In the same venue, the 2012 champions, Faculty of Law, took on 2011 champions, School of Education, in what was billed as a clash of the Titians. Their debate centered on the topic: ‘African Governments Should Not Pay Their Debts to Bretton Woods Institutions’.

The first speaker was Sheikh Omar Sibi of the Faculty of Law. He argued that the loans given by the Bretton Woods Institutions have only promoted a cycle of underdevelopment and corruption in Africa, noting that African countries were forced to sign them through conditions that they have no control over.

Bambo Bayo from the School of Education responded that African countries are obliged to pay their loans based on their obligations under international law. He posited that loans are taken with the intention to pay them back as a result of which it would be a breach of contract to say that African countries should not pay back their loans.

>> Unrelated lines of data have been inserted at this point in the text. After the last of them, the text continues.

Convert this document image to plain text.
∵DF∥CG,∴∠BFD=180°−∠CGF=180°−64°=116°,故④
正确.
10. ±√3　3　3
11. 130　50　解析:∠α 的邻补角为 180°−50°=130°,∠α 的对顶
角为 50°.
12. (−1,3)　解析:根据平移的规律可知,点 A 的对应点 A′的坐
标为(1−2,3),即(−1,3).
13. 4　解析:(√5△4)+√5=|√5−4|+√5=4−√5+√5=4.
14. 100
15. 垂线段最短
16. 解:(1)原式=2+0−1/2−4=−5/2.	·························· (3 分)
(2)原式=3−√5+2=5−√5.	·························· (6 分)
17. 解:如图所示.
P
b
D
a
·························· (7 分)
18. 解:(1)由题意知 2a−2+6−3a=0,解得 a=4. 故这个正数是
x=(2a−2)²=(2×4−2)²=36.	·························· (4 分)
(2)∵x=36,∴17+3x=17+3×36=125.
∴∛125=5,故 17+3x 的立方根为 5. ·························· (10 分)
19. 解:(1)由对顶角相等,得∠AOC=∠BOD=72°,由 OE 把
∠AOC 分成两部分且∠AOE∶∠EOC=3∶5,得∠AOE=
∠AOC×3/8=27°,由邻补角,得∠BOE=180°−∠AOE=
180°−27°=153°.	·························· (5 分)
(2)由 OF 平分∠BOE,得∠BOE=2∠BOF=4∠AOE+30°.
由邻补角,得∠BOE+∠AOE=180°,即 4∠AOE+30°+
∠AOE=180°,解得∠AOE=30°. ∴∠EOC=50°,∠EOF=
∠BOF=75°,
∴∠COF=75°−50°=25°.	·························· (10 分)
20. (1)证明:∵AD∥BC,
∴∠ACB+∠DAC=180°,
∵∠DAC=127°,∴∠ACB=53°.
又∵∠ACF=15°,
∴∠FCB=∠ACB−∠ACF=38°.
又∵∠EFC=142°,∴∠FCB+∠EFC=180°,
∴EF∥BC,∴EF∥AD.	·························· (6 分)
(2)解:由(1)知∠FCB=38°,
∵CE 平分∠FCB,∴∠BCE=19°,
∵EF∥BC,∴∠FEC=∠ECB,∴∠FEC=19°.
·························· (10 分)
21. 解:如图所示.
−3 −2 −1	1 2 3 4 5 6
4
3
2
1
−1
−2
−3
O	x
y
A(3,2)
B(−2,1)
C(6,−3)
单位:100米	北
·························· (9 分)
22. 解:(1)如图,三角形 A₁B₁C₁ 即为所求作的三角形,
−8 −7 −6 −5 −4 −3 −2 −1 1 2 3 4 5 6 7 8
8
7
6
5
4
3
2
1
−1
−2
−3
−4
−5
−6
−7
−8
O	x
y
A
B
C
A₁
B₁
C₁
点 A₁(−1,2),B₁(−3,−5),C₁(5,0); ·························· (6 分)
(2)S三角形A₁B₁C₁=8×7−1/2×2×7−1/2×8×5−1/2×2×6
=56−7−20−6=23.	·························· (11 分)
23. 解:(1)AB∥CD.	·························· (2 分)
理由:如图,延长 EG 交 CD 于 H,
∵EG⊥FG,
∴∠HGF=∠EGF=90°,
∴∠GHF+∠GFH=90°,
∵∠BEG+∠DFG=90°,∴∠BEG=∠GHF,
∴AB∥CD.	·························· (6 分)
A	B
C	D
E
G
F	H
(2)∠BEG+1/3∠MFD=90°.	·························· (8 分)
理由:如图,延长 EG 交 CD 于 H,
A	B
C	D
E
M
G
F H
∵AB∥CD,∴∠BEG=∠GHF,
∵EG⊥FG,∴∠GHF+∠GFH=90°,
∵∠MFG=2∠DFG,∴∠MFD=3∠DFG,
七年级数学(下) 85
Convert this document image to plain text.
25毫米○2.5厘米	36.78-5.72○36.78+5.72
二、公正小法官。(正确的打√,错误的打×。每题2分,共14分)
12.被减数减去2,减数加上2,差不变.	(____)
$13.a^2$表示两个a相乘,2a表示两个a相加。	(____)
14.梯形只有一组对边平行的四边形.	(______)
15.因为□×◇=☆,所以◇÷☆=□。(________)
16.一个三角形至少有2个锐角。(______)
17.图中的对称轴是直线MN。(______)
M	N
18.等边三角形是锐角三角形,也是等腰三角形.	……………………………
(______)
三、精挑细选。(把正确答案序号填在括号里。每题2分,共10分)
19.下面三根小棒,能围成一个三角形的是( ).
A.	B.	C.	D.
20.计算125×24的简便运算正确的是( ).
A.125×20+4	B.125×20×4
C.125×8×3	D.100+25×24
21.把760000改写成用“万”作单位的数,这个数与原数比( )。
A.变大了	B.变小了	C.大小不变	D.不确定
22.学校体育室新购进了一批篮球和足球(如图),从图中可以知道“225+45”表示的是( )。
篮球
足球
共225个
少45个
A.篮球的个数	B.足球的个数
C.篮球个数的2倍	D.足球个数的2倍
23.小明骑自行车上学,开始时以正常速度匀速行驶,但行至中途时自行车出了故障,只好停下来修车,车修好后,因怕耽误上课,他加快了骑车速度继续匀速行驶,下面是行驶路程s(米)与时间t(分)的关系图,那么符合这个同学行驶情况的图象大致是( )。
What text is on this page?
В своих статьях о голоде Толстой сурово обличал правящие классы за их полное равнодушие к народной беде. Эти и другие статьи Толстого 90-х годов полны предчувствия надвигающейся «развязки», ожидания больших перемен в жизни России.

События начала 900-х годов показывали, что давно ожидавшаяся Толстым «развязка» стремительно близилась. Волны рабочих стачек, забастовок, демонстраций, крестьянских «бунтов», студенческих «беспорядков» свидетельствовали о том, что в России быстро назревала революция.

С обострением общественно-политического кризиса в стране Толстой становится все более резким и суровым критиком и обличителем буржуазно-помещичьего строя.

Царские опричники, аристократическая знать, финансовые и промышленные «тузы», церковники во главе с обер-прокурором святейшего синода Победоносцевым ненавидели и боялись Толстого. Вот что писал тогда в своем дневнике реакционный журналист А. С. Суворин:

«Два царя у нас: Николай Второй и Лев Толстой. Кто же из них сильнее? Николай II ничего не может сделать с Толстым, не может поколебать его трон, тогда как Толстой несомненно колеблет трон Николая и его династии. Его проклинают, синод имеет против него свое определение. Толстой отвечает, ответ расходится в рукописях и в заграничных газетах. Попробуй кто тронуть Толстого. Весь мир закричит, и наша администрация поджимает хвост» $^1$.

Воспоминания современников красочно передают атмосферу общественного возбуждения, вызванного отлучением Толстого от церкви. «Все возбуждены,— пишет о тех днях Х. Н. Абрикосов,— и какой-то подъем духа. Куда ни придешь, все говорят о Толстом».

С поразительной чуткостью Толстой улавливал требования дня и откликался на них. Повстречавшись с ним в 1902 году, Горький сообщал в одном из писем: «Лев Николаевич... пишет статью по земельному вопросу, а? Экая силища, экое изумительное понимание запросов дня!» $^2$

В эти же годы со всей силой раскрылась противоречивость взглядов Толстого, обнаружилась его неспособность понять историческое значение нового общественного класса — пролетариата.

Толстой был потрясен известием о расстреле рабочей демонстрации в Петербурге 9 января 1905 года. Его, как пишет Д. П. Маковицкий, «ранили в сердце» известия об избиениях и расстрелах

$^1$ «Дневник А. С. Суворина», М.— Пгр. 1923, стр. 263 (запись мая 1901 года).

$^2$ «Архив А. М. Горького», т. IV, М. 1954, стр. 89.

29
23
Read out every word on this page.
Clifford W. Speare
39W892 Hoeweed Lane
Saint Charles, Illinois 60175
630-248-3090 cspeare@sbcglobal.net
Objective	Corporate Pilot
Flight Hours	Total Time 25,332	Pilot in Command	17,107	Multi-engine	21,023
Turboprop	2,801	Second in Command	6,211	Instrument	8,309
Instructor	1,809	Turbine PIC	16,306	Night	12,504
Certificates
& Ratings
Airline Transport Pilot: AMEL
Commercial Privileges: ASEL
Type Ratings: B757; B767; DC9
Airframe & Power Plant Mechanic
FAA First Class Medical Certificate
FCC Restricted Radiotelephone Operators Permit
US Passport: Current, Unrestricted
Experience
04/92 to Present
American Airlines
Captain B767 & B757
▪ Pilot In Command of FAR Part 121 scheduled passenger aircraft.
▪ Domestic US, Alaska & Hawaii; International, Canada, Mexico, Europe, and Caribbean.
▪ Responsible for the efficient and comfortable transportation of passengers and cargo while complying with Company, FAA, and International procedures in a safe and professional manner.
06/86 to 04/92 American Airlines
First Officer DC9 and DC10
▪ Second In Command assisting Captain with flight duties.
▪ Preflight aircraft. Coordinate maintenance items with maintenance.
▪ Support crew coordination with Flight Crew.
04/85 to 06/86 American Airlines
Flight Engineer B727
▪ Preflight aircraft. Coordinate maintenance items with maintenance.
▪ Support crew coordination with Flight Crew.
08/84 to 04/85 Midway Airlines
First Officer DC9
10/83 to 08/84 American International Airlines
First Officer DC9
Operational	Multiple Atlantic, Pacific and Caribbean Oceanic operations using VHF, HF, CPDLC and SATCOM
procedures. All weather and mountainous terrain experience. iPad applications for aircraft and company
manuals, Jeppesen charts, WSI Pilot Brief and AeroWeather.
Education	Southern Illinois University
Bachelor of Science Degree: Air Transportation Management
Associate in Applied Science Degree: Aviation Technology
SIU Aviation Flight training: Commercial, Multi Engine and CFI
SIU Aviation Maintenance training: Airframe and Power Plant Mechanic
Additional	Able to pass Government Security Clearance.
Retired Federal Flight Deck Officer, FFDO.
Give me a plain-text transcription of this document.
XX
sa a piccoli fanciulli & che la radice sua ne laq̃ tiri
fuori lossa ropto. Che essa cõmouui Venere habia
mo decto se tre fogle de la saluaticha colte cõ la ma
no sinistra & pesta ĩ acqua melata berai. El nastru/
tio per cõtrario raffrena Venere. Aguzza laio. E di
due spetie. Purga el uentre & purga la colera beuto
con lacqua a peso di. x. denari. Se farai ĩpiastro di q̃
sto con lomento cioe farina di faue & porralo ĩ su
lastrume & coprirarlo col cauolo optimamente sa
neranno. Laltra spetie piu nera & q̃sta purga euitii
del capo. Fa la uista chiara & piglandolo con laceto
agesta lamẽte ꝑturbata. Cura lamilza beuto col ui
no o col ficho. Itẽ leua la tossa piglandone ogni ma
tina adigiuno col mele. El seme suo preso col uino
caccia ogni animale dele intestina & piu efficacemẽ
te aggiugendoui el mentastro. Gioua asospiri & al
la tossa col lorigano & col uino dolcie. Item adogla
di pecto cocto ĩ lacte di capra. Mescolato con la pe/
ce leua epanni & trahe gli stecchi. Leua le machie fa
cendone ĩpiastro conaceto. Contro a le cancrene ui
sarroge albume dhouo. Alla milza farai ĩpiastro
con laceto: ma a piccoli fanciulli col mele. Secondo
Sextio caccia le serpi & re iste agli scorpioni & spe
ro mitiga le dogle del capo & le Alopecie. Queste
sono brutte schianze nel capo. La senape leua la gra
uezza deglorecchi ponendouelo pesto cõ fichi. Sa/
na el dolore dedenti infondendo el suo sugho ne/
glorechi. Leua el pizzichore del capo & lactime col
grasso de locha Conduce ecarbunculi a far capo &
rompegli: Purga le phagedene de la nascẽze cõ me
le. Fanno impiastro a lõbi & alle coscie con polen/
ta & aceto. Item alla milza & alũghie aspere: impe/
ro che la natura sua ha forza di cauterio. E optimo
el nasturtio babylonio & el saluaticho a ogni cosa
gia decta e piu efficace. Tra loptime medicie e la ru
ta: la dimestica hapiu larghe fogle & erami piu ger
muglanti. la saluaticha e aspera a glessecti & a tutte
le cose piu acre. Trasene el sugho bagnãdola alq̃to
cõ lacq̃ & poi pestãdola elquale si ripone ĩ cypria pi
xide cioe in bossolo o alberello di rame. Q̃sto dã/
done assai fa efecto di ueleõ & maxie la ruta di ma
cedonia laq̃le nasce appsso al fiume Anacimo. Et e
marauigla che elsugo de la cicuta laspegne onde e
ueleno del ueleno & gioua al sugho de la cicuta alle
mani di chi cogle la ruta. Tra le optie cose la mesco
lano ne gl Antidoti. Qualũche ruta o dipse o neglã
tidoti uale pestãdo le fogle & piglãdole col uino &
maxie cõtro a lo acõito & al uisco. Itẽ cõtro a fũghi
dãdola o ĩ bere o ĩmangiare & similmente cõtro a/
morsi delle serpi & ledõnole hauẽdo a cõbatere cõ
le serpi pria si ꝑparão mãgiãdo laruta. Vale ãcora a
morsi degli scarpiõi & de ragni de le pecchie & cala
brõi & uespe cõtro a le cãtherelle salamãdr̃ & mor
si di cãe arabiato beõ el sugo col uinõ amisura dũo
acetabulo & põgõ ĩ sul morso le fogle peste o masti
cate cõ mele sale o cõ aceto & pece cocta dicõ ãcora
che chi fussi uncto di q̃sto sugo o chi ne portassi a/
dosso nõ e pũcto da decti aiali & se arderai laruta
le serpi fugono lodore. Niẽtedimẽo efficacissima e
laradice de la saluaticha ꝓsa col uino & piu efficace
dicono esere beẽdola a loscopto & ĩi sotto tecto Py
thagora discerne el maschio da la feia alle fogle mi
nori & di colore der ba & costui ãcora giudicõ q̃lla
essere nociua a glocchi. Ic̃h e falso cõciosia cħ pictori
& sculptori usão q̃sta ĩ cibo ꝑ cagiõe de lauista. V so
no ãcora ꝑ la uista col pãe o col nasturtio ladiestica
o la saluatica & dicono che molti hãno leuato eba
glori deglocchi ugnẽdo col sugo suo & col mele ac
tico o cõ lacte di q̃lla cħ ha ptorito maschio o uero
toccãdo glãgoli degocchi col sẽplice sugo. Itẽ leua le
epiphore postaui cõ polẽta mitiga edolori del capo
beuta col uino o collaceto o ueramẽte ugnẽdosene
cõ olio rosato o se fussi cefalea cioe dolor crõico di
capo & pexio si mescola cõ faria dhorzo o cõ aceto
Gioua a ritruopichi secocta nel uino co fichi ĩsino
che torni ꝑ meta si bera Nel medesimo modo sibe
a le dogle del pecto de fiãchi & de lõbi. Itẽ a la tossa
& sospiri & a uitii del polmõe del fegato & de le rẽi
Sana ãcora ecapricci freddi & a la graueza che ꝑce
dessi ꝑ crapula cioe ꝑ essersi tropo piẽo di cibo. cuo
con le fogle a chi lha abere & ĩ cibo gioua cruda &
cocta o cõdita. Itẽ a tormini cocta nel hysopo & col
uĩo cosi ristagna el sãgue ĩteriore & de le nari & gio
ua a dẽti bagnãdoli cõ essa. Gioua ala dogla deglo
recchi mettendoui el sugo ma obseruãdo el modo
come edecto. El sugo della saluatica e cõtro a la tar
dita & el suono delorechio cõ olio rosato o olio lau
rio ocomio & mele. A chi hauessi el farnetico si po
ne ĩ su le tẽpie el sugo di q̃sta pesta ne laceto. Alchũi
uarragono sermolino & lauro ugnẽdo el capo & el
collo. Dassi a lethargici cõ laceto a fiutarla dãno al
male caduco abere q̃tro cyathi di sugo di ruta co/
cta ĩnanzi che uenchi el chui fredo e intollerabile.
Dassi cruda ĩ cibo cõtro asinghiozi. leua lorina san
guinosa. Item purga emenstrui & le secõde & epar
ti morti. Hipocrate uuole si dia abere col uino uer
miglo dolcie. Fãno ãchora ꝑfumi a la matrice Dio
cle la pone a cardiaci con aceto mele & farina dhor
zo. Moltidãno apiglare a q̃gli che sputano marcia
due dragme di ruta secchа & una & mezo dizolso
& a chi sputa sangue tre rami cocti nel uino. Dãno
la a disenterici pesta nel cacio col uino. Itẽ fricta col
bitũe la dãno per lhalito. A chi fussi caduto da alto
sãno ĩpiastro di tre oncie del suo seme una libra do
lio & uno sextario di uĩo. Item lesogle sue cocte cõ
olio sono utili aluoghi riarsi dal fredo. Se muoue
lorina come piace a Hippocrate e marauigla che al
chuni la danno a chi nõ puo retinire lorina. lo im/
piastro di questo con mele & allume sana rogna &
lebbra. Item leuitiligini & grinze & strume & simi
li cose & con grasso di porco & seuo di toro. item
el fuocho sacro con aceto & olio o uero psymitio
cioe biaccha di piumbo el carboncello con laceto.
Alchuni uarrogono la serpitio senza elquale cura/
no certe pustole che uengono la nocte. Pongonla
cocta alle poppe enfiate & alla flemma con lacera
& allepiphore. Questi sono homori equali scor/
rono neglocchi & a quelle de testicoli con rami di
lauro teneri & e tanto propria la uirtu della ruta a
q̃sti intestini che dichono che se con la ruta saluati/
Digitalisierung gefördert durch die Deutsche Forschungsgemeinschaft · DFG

In delivering the judgment, Allil Afi, the chief judge urged the debaters to research their topics before coming to the debate. She also advised them to have more self-confidence in themselves and enjoy the debate. 

From Thursday, the debate continued on Friday at SOS Senior Secondary School.  Nusrat Senior Secondary School and defending champions in the Senior Secondary School category took on their arch rivals July 22nd Academy. Public Health and last year’s first runners-up Saint Joseph’s Senior Secondary School battled Public Health and St Peter’s respectively.

After the debate, Mr Felix, one of the judges congratulated all the participants including UTG and senior secondary school students. He noted that they exhibited intellectual and scholarly maturity. He advised them not to read, but master their points, admonishing that they should not “over cram.” He encouraged the audience to cheer the debaters, adding that “it is with knowledge that nations can be developed.”